欧州半導体大手のSTマイクロエレクトロニクス(スイス)は5日、イタリアにシリコンカーバイド(SiC)パワー半導体向けのSiC基板(SiCウエハー)の工場を開設すると発表した。欧州で同基板が不足していることに応じたもので、投資額は7億3,000万ユーロに上る。
新工場はシチリア島東部のカターニアに建設する。2023年の操業開始を予定している。欧州連合(EU)が域内における半導体の研究・開発や生産を推進するため2月に発表した「欧州半導体法」に基づき、イタリア政府から2億9,250万ユーロの助成金が交付される。
SiCパワー半導体の需要はスマートフォン、自動車など幅広い分野で高まっている。一方、材料となるSiC基板は米国、アジアでしか生産されておらず、サプライチェーンの混乱もあって欧州では不足している。
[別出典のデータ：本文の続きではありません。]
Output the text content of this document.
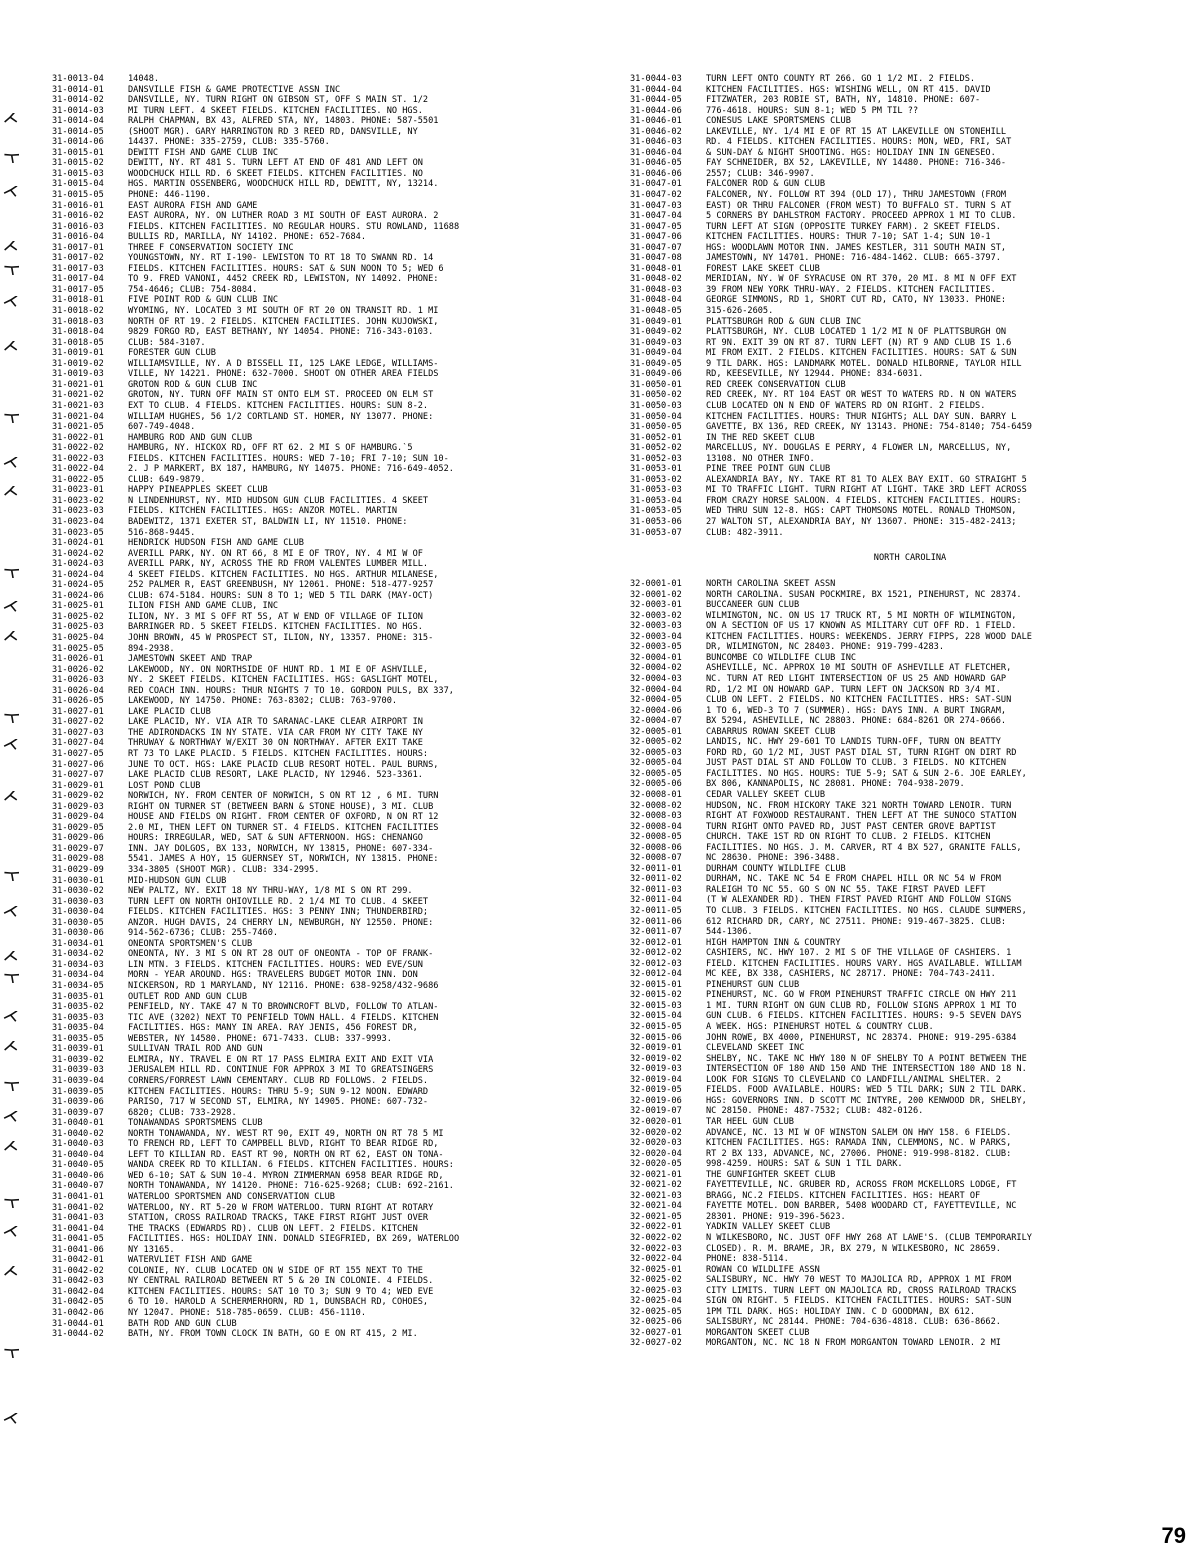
31-0013-04	14048.
31-0014-01	DANSVILLE FISH & GAME PROTECTIVE ASSN INC
31-0014-02	DANSVILLE, NY. TURN RIGHT ON GIBSON ST, OFF S MAIN ST. 1/2
31-0014-03	MI TURN LEFT. 4 SKEET FIELDS. KITCHEN FACILITIES. NO HGS.
31-0014-04	RALPH CHAPMAN, BX 43, ALFRED STA, NY, 14803. PHONE: 587-5501
31-0014-05	(SHOOT MGR). GARY HARRINGTON RD 3 REED RD, DANSVILLE, NY
31-0014-06	14437. PHONE: 335-2759, CLUB: 335-5760.
31-0015-01	DEWITT FISH AND GAME CLUB INC
31-0015-02	DEWITT, NY. RT 481 S. TURN LEFT AT END OF 481 AND LEFT ON
31-0015-03	WOODCHUCK HILL RD. 6 SKEET FIELDS. KITCHEN FACILITIES. NO
31-0015-04	HGS. MARTIN OSSENBERG, WOODCHUCK HILL RD, DEWITT, NY, 13214.
31-0015-05	PHONE: 446-1190.
31-0016-01	EAST AURORA FISH AND GAME
31-0016-02	EAST AURORA, NY. ON LUTHER ROAD 3 MI SOUTH OF EAST AURORA. 2
31-0016-03	FIELDS. KITCHEN FACILITIES. NO REGULAR HOURS. STU ROWLAND, 11688
31-0016-04	BULLIS RD, MARILLA, NY 14102. PHONE: 652-7684.
31-0017-01	THREE F CONSERVATION SOCIETY INC
31-0017-02	YOUNGSTOWN, NY. RT I-190- LEWISTON TO RT 18 TO SWANN RD. 14
31-0017-03	FIELDS. KITCHEN FACILITIES. HOURS: SAT & SUN NOON TO 5; WED 6
31-0017-04	TO 9. FRED VANONI, 4452 CREEK RD, LEWISTON, NY 14092. PHONE:
31-0017-05	754-4646; CLUB: 754-8084.
31-0018-01	FIVE POINT ROD & GUN CLUB INC
31-0018-02	WYOMING, NY. LOCATED 3 MI SOUTH OF RT 20 ON TRANSIT RD. 1 MI
31-0018-03	NORTH OF RT 19. 2 FIELDS. KITCHEN FACILITIES. JOHN KUJOWSKI,
31-0018-04	9829 FORGO RD, EAST BETHANY, NY 14054. PHONE: 716-343-0103.
31-0018-05	CLUB: 584-3107.
31-0019-01	FORESTER GUN CLUB
31-0019-02	WILLIAMSVILLE, NY. A D BISSELL II, 125 LAKE LEDGE, WILLIAMS-
31-0019-03	VILLE, NY 14221. PHONE: 632-7000. SHOOT ON OTHER AREA FIELDS
31-0021-01	GROTON ROD & GUN CLUB INC
31-0021-02	GROTON, NY. TURN OFF MAIN ST ONTO ELM ST. PROCEED ON ELM ST
31-0021-03	EXT TO CLUB. 4 FIELDS. KITCHEN FACILITIES. HOURS: SUN 8-2.
31-0021-04	WILLIAM HUGHES, 56 1/2 CORTLAND ST. HOMER, NY 13077. PHONE:
31-0021-05	607-749-4048.
31-0022-01	HAMBURG ROD AND GUN CLUB
31-0022-02	HAMBURG, NY. HICKOX RD, OFF RT 62. 2 MI S OF HAMBURG.`5
31-0022-03	FIELDS. KITCHEN FACILITIES. HOURS: WED 7-10; FRI 7-10; SUN 10-
31-0022-04	2. J P MARKERT, BX 187, HAMBURG, NY 14075. PHONE: 716-649-4052.
31-0022-05	CLUB: 649-9879.
31-0023-01	HAPPY PINEAPPLES SKEET CLUB
31-0023-02	N LINDENHURST, NY. MID HUDSON GUN CLUB FACILITIES. 4 SKEET
31-0023-03	FIELDS. KITCHEN FACILITIES. HGS: ANZOR MOTEL. MARTIN
31-0023-04	BADEWITZ, 1371 EXETER ST, BALDWIN LI, NY 11510. PHONE:
31-0023-05	516-868-9445.
31-0024-01	HENDRICK HUDSON FISH AND GAME CLUB
31-0024-02	AVERILL PARK, NY. ON RT 66, 8 MI E OF TROY, NY. 4 MI W OF
31-0024-03	AVERILL PARK, NY, ACROSS THE RD FROM VALENTES LUMBER MILL.
31-0024-04	4 SKEET FIELDS. KITCHEN FACILITIES. NO HGS. ARTHUR MILANESE,
31-0024-05	252 PALMER R, EAST GREENBUSH, NY 12061. PHONE: 518-477-9257
31-0024-06	CLUB: 674-5184. HOURS: SUN 8 TO 1; WED 5 TIL DARK (MAY-OCT)
31-0025-01	ILION FISH AND GAME CLUB, INC
31-0025-02	ILION, NY. 3 MI S OFF RT 5S, AT W END OF VILLAGE OF ILION
31-0025-03	BARRINGER RD. 5 SKEET FIELDS. KITCHEN FACILITIES. NO HGS.
31-0025-04	JOHN BROWN, 45 W PROSPECT ST, ILION, NY, 13357. PHONE: 315-
31-0025-05	894-2938.
31-0026-01	JAMESTOWN SKEET AND TRAP
31-0026-02	LAKEWOOD, NY. ON NORTHSIDE OF HUNT RD. 1 MI E OF ASHVILLE,
31-0026-03	NY. 2 SKEET FIELDS. KITCHEN FACILITIES. HGS: GASLIGHT MOTEL,
31-0026-04	RED COACH INN. HOURS: THUR NIGHTS 7 TO 10. GORDON PULS, BX 337,
31-0026-05	LAKEWOOD, NY 14750. PHONE: 763-8302; CLUB: 763-9700.
31-0027-01	LAKE PLACID CLUB
31-0027-02	LAKE PLACID, NY. VIA AIR TO SARANAC-LAKE CLEAR AIRPORT IN
31-0027-03	THE ADIRONDACKS IN NY STATE. VIA CAR FROM NY CITY TAKE NY
31-0027-04	THRUWAY & NORTHWAY W/EXIT 30 ON NORTHWAY. AFTER EXIT TAKE
31-0027-05	RT 73 TO LAKE PLACID. 5 FIELDS. KITCHEN FACILITIES. HOURS:
31-0027-06	JUNE TO OCT. HGS: LAKE PLACID CLUB RESORT HOTEL. PAUL BURNS,
31-0027-07	LAKE PLACID CLUB RESORT, LAKE PLACID, NY 12946. 523-3361.
31-0029-01	LOST POND CLUB
31-0029-02	NORWICH, NY. FROM CENTER OF NORWICH, S ON RT 12 , 6 MI. TURN
31-0029-03	RIGHT ON TURNER ST (BETWEEN BARN & STONE HOUSE), 3 MI. CLUB
31-0029-04	HOUSE AND FIELDS ON RIGHT. FROM CENTER OF OXFORD, N ON RT 12
31-0029-05	2.0 MI, THEN LEFT ON TURNER ST. 4 FIELDS. KITCHEN FACILITIES
31-0029-06	HOURS: IRREGULAR, WED, SAT & SUN AFTERNOON. HGS: CHENANGO
31-0029-07	INN. JAY DOLGOS, BX 133, NORWICH, NY 13815, PHONE: 607-334-
31-0029-08	5541. JAMES A HOY, 15 GUERNSEY ST, NORWICH, NY 13815. PHONE:
31-0029-09	334-3805 (SHOOT MGR). CLUB: 334-2995.
31-0030-01	MID-HUDSON GUN CLUB
31-0030-02	NEW PALTZ, NY. EXIT 18 NY THRU-WAY, 1/8 MI S ON RT 299.
31-0030-03	TURN LEFT ON NORTH OHIOVILLE RD. 2 1/4 MI TO CLUB. 4 SKEET
31-0030-04	FIELDS. KITCHEN FACILITIES. HGS: 3 PENNY INN; THUNDERBIRD;
31-0030-05	ANZOR. HUGH DAVIS, 24 CHERRY LN, NEWBURGH, NY 12550. PHONE:
31-0030-06	914-562-6736; CLUB: 255-7460.
31-0034-01	ONEONTA SPORTSMEN'S CLUB
31-0034-02	ONEONTA, NY. 3 MI S ON RT 28 OUT OF ONEONTA - TOP OF FRANK-
31-0034-03	LIN MTN. 3 FIELDS. KITCHEN FACILITIES. HOURS: WED EVE/SUN
31-0034-04	MORN - YEAR AROUND. HGS: TRAVELERS BUDGET MOTOR INN. DON
31-0034-05	NICKERSON, RD 1 MARYLAND, NY 12116. PHONE: 638-9258/432-9686
31-0035-01	OUTLET ROD AND GUN CLUB
31-0035-02	PENFIELD, NY. TAKE 47 N TO BROWNCROFT BLVD, FOLLOW TO ATLAN-
31-0035-03	TIC AVE (3202) NEXT TO PENFIELD TOWN HALL. 4 FIELDS. KITCHEN
31-0035-04	FACILITIES. HGS: MANY IN AREA. RAY JENIS, 456 FOREST DR,
31-0035-05	WEBSTER, NY 14580. PHONE: 671-7433. CLUB: 337-9993.
31-0039-01	SULLIVAN TRAIL ROD AND GUN
31-0039-02	ELMIRA, NY. TRAVEL E ON RT 17 PASS ELMIRA EXIT AND EXIT VIA
31-0039-03	JERUSALEM HILL RD. CONTINUE FOR APPROX 3 MI TO GREATSINGERS
31-0039-04	CORNERS/FORREST LAWN CEMENTARY. CLUB RD FOLLOWS. 2 FIELDS.
31-0039-05	KITCHEN FACILITIES. HOURS: THRU 5-9; SUN 9-12 NOON. EDWARD
31-0039-06	PARISO, 717 W SECOND ST, ELMIRA, NY 14905. PHONE: 607-732-
31-0039-07	6820; CLUB: 733-2928.
31-0040-01	TONAWANDAS SPORTSMENS CLUB
31-0040-02	NORTH TONAWANDA, NY. WEST RT 90, EXIT 49, NORTH ON RT 78 5 MI
31-0040-03	TO FRENCH RD, LEFT TO CAMPBELL BLVD, RIGHT TO BEAR RIDGE RD,
31-0040-04	LEFT TO KILLIAN RD. EAST RT 90, NORTH ON RT 62, EAST ON TONA-
31-0040-05	WANDA CREEK RD TO KILLIAN. 6 FIELDS. KITCHEN FACILITIES. HOURS:
31-0040-06	WED 6-10; SAT & SUN 10-4. MYRON ZIMMERMAN 6958 BEAR RIDGE RD,
31-0040-07	NORTH TONAWANDA, NY 14120. PHONE: 716-625-9268; CLUB: 692-2161.
31-0041-01	WATERLOO SPORTSMEN AND CONSERVATION CLUB
31-0041-02	WATERLOO, NY. RT 5-20 W FROM WATERLOO. TURN RIGHT AT ROTARY
31-0041-03	STATION, CROSS RAILROAD TRACKS, TAKE FIRST RIGHT JUST OVER
31-0041-04	THE TRACKS (EDWARDS RD). CLUB ON LEFT. 2 FIELDS. KITCHEN
31-0041-05	FACILITIES. HGS: HOLIDAY INN. DONALD SIEGFRIED, BX 269, WATERLOO
31-0041-06	NY 13165.
31-0042-01	WATERVLIET FISH AND GAME
31-0042-02	COLONIE, NY. CLUB LOCATED ON W SIDE OF RT 155 NEXT TO THE
31-0042-03	NY CENTRAL RAILROAD BETWEEN RT 5 & 20 IN COLONIE. 4 FIELDS.
31-0042-04	KITCHEN FACILITIES. HOURS: SAT 10 TO 3; SUN 9 TO 4; WED EVE
31-0042-05	6 TO 10. HAROLD A SCHERMERHORN, RD 1, DUNSBACH RD, COHOES,
31-0042-06	NY 12047. PHONE: 518-785-0659. CLUB: 456-1110.
31-0044-01	BATH ROD AND GUN CLUB
31-0044-02	BATH, NY. FROM TOWN CLOCK IN BATH, GO E ON RT 415, 2 MI.
31-0044-03	TURN LEFT ONTO COUNTY RT 266. GO 1 1/2 MI. 2 FIELDS.
31-0044-04	KITCHEN FACILITIES. HGS: WISHING WELL, ON RT 415. DAVID
31-0044-05	FITZWATER, 203 ROBIE ST, BATH, NY, 14810. PHONE: 607-
31-0044-06	776-4618. HOURS: SUN 8-1; WED 5 PM TIL ??
31-0046-01	CONESUS LAKE SPORTSMENS CLUB
31-0046-02	LAKEVILLE, NY. 1/4 MI E OF RT 15 AT LAKEVILLE ON STONEHILL
31-0046-03	RD. 4 FIELDS. KITCHEN FACILITIES. HOURS: MON, WED, FRI, SAT
31-0046-04	& SUN-DAY & NIGHT SHOOTING. HGS: HOLIDAY INN IN GENESEO.
31-0046-05	FAY SCHNEIDER, BX 52, LAKEVILLE, NY 14480. PHONE: 716-346-
31-0046-06	2557; CLUB: 346-9907.
31-0047-01	FALCONER ROD & GUN CLUB
31-0047-02	FALCONER, NY. FOLLOW RT 394 (OLD 17), THRU JAMESTOWN (FROM
31-0047-03	EAST) OR THRU FALCONER (FROM WEST) TO BUFFALO ST. TURN S AT
31-0047-04	5 CORNERS BY DAHLSTROM FACTORY. PROCEED APPROX 1 MI TO CLUB.
31-0047-05	TURN LEFT AT SIGN (OPPOSITE TURKEY FARM). 2 SKEET FIELDS.
31-0047-06	KITCHEN FACILITIES. HOURS: THUR 7-10; SAT 1-4; SUN 10-1
31-0047-07	HGS: WOODLAWN MOTOR INN. JAMES KESTLER, 311 SOUTH MAIN ST,
31-0047-08	JAMESTOWN, NY 14701. PHONE: 716-484-1462. CLUB: 665-3797.
31-0048-01	FOREST LAKE SKEET CLUB
31-0048-02	MERIDIAN, NY. W OF SYRACUSE ON RT 370, 20 MI. 8 MI N OFF EXT
31-0048-03	39 FROM NEW YORK THRU-WAY. 2 FIELDS. KITCHEN FACILITIES.
31-0048-04	GEORGE SIMMONS, RD 1, SHORT CUT RD, CATO, NY 13033. PHONE:
31-0048-05	315-626-2605.
31-0049-01	PLATTSBURGH ROD & GUN CLUB INC
31-0049-02	PLATTSBURGH, NY. CLUB LOCATED 1 1/2 MI N OF PLATTSBURGH ON
31-0049-03	RT 9N. EXIT 39 ON RT 87. TURN LEFT (N) RT 9 AND CLUB IS 1.6
31-0049-04	MI FROM EXIT. 2 FIELDS. KITCHEN FACILITIES. HOURS: SAT & SUN
31-0049-05	9 TIL DARK. HGS: LANDMARK MOTEL. DONALD HILBORNE, TAYLOR HILL
31-0049-06	RD, KEESEVILLE, NY 12944. PHONE: 834-6031.
31-0050-01	RED CREEK CONSERVATION CLUB
31-0050-02	RED CREEK, NY. RT 104 EAST OR WEST TO WATERS RD. N ON WATERS
31-0050-03	CLUB LOCATED ON N END OF WATERS RD ON RIGHT. 2 FIELDS.
31-0050-04	KITCHEN FACILITIES. HOURS: THUR NIGHTS; ALL DAY SUN. BARRY L
31-0050-05	GAVETTE, BX 136, RED CREEK, NY 13143. PHONE: 754-8140; 754-6459
31-0052-01	IN THE RED SKEET CLUB
31-0052-02	MARCELLUS, NY. DOUGLAS E PERRY, 4 FLOWER LN, MARCELLUS, NY,
31-0052-03	13108. NO OTHER INFO.
31-0053-01	PINE TREE POINT GUN CLUB
31-0053-02	ALEXANDRIA BAY, NY. TAKE RT 81 TO ALEX BAY EXIT. GO STRAIGHT 5
31-0053-03	MI TO TRAFFIC LIGHT. TURN RIGHT AT LIGHT. TAKE 3RD LEFT ACROSS
31-0053-04	FROM CRAZY HORSE SALOON. 4 FIELDS. KITCHEN FACILITIES. HOURS:
31-0053-05	WED THRU SUN 12-8. HGS: CAPT THOMSONS MOTEL. RONALD THOMSON,
31-0053-06	27 WALTON ST, ALEXANDRIA BAY, NY 13607. PHONE: 315-482-2413;
31-0053-07	CLUB: 482-3911.
NORTH CAROLINA
32-0001-01	NORTH CAROLINA SKEET ASSN
32-0001-02	NORTH CAROLINA. SUSAN POCKMIRE, BX 1521, PINEHURST, NC 28374.
32-0003-01	BUCCANEER GUN CLUB
32-0003-02	WILMINGTON, NC. ON US 17 TRUCK RT, 5 MI NORTH OF WILMINGTON,
32-0003-03	ON A SECTION OF US 17 KNOWN AS MILITARY CUT OFF RD. 1 FIELD.
32-0003-04	KITCHEN FACILITIES. HOURS: WEEKENDS. JERRY FIPPS, 228 WOOD DALE
32-0003-05	DR, WILMINGTON, NC 28403. PHONE: 919-799-4283.
32-0004-01	BUNCOMBE CO WILDLIFE CLUB INC
32-0004-02	ASHEVILLE, NC. APPROX 10 MI SOUTH OF ASHEVILLE AT FLETCHER,
32-0004-03	NC. TURN AT RED LIGHT INTERSECTION OF US 25 AND HOWARD GAP
32-0004-04	RD, 1/2 MI ON HOWARD GAP. TURN LEFT ON JACKSON RD 3/4 MI.
32-0004-05	CLUB ON LEFT. 2 FIELDS. NO KITCHEN FACILITIES. HRS: SAT-SUN
32-0004-06	1 TO 6, WED-3 TO 7 (SUMMER). HGS: DAYS INN. A BURT INGRAM,
32-0004-07	BX 5294, ASHEVILLE, NC 28803. PHONE: 684-8261 OR 274-0666.
32-0005-01	CABARRUS ROWAN SKEET CLUB
32-0005-02	LANDIS, NC. HWY 29-601 TO LANDIS TURN-OFF, TURN ON BEATTY
32-0005-03	FORD RD, GO 1/2 MI, JUST PAST DIAL ST, TURN RIGHT ON DIRT RD
32-0005-04	JUST PAST DIAL ST AND FOLLOW TO CLUB. 3 FIELDS. NO KITCHEN
32-0005-05	FACILITIES. NO HGS. HOURS: TUE 5-9; SAT & SUN 2-6. JOE EARLEY,
32-0005-06	BX 806, KANNAPOLIS, NC 28081. PHONE: 704-938-2079.
32-0008-01	CEDAR VALLEY SKEET CLUB
32-0008-02	HUDSON, NC. FROM HICKORY TAKE 321 NORTH TOWARD LENOIR. TURN
32-0008-03	RIGHT AT FOXWOOD RESTAURANT. THEN LEFT AT THE SUNOCO STATION
32-0008-04	TURN RIGHT ONTO PAVED RD, JUST PAST CENTER GROVE BAPTIST
32-0008-05	CHURCH. TAKE 1ST RD ON RIGHT TO CLUB. 2 FIELDS. KITCHEN
32-0008-06	FACILITIES. NO HGS. J. M. CARVER, RT 4 BX 527, GRANITE FALLS,
32-0008-07	NC 28630. PHONE: 396-3488.
32-0011-01	DURHAM COUNTY WILDLIFE CLUB
32-0011-02	DURHAM, NC. TAKE NC 54 E FROM CHAPEL HILL OR NC 54 W FROM
32-0011-03	RALEIGH TO NC 55. GO S ON NC 55. TAKE FIRST PAVED LEFT
32-0011-04	(T W ALEXANDER RD). THEN FIRST PAVED RIGHT AND FOLLOW SIGNS
32-0011-05	TO CLUB. 3 FIELDS. KITCHEN FACILITIES. NO HGS. CLAUDE SUMMERS,
32-0011-06	612 RICHARD DR, CARY, NC 27511. PHONE: 919-467-3825. CLUB:
32-0011-07	544-1306.
32-0012-01	HIGH HAMPTON INN & COUNTRY
32-0012-02	CASHIERS, NC. HWY 107. 2 MI S OF THE VILLAGE OF CASHIERS. 1
32-0012-03	FIELD. KITCHEN FACILITIES. HOURS VARY. HGS AVAILABLE. WILLIAM
32-0012-04	MC KEE, BX 338, CASHIERS, NC 28717. PHONE: 704-743-2411.
32-0015-01	PINEHURST GUN CLUB
32-0015-02	PINEHURST, NC. GO W FROM PINEHURST TRAFFIC CIRCLE ON HWY 211
32-0015-03	1 MI. TURN RIGHT ON GUN CLUB RD, FOLLOW SIGNS APPROX 1 MI TO
32-0015-04	GUN CLUB. 6 FIELDS. KITCHEN FACILITIES. HOURS: 9-5 SEVEN DAYS
32-0015-05	A WEEK. HGS: PINEHURST HOTEL & COUNTRY CLUB.
32-0015-06	JOHN ROWE, BX 4000, PINEHURST, NC 28374. PHONE: 919-295-6384
32-0019-01	CLEVELAND SKEET INC
32-0019-02	SHELBY, NC. TAKE NC HWY 180 N OF SHELBY TO A POINT BETWEEN THE
32-0019-03	INTERSECTION OF 180 AND 150 AND THE INTERSECTION 180 AND 18 N.
32-0019-04	LOOK FOR SIGNS TO CLEVELAND CO LANDFILL/ANIMAL SHELTER. 2
32-0019-05	FIELDS. FOOD AVAILABLE. HOURS: WED 5 TIL DARK; SUN 2 TIL DARK.
32-0019-06	HGS: GOVERNORS INN. D SCOTT MC INTYRE, 200 KENWOOD DR, SHELBY,
32-0019-07	NC 28150. PHONE: 487-7532; CLUB: 482-0126.
32-0020-01	TAR HEEL GUN CLUB
32-0020-02	ADVANCE, NC. 13 MI W OF WINSTON SALEM ON HWY 158. 6 FIELDS.
32-0020-03	KITCHEN FACILITIES. HGS: RAMADA INN, CLEMMONS, NC. W PARKS,
32-0020-04	RT 2 BX 133, ADVANCE, NC, 27006. PHONE: 919-998-8182. CLUB:
32-0020-05	998-4259. HOURS: SAT & SUN 1 TIL DARK.
32-0021-01	THE GUNFIGHTER SKEET CLUB
32-0021-02	FAYETTEVILLE, NC. GRUBER RD, ACROSS FROM MCKELLORS LODGE, FT
32-0021-03	BRAGG, NC.2 FIELDS. KITCHEN FACILITIES. HGS: HEART OF
32-0021-04	FAYETTE MOTEL. DON BARBER, 5408 WOODARD CT, FAYETTEVILLE, NC
32-0021-05	28301. PHONE: 919-396-5623.
32-0022-01	YADKIN VALLEY SKEET CLUB
32-0022-02	N WILKESBORO, NC. JUST OFF HWY 268 AT LAWE'S. (CLUB TEMPORARILY
32-0022-03	CLOSED). R. M. BRAME, JR, BX 279, N WILKESBORO, NC 28659.
32-0022-04	PHONE: 838-5114.
32-0025-01	ROWAN CO WILDLIFE ASSN
32-0025-02	SALISBURY, NC. HWY 70 WEST TO MAJOLICA RD, APPROX 1 MI FROM
32-0025-03	CITY LIMITS. TURN LEFT ON MAJOLICA RD, CROSS RAILROAD TRACKS
32-0025-04	SIGN ON RIGHT. 5 FIELDS. KITCHEN FACILITIES. HOURS: SAT-SUN
32-0025-05	1PM TIL DARK. HGS: HOLIDAY INN. C D GOODMAN, BX 612.
32-0025-06	SALISBURY, NC 28144. PHONE: 704-636-4818. CLUB: 636-8662.
32-0027-01	MORGANTON SKEET CLUB
32-0027-02	MORGANTON, NC. NC 18 N FROM MORGANTON TOWARD LENOIR. 2 MI
79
欧州半導体法はEUが世界での半導体生産シェアを現在の約10%から30年に20%以上に引き上げるという目標の達成に向けて30年までに官民で430億ユーロ(約5兆6,600億円)を投じ、開発拠点や生産設備の増強を後押しするほか、有力メーカーの誘致にも力を入れるというもの。
これを受けてSTマイクロは7月、米グローバルファウンドリーズと共同でフランスに回路線幅18ナノメートルの半導体向けウエハー工場を開設すると発表していた。欧州委員会のベステアー委員(競争政策担当)は、STマイクロの伊新工場開設について「欧州の半導体業界は電力効率に優れた半導体向けの革新的な基板の安定的な供給源を確保できた」と述べ、歓迎の意を表明。新工場の製品が電気自動車(EV)やEV充電施設などで活用されるとの見通しを示した。
他社では米インテルが3月、EUの誘致に応じて、総額330億ユーロを投じてドイツ、イタリアなどに新工場を設置する方針を打ち出していた。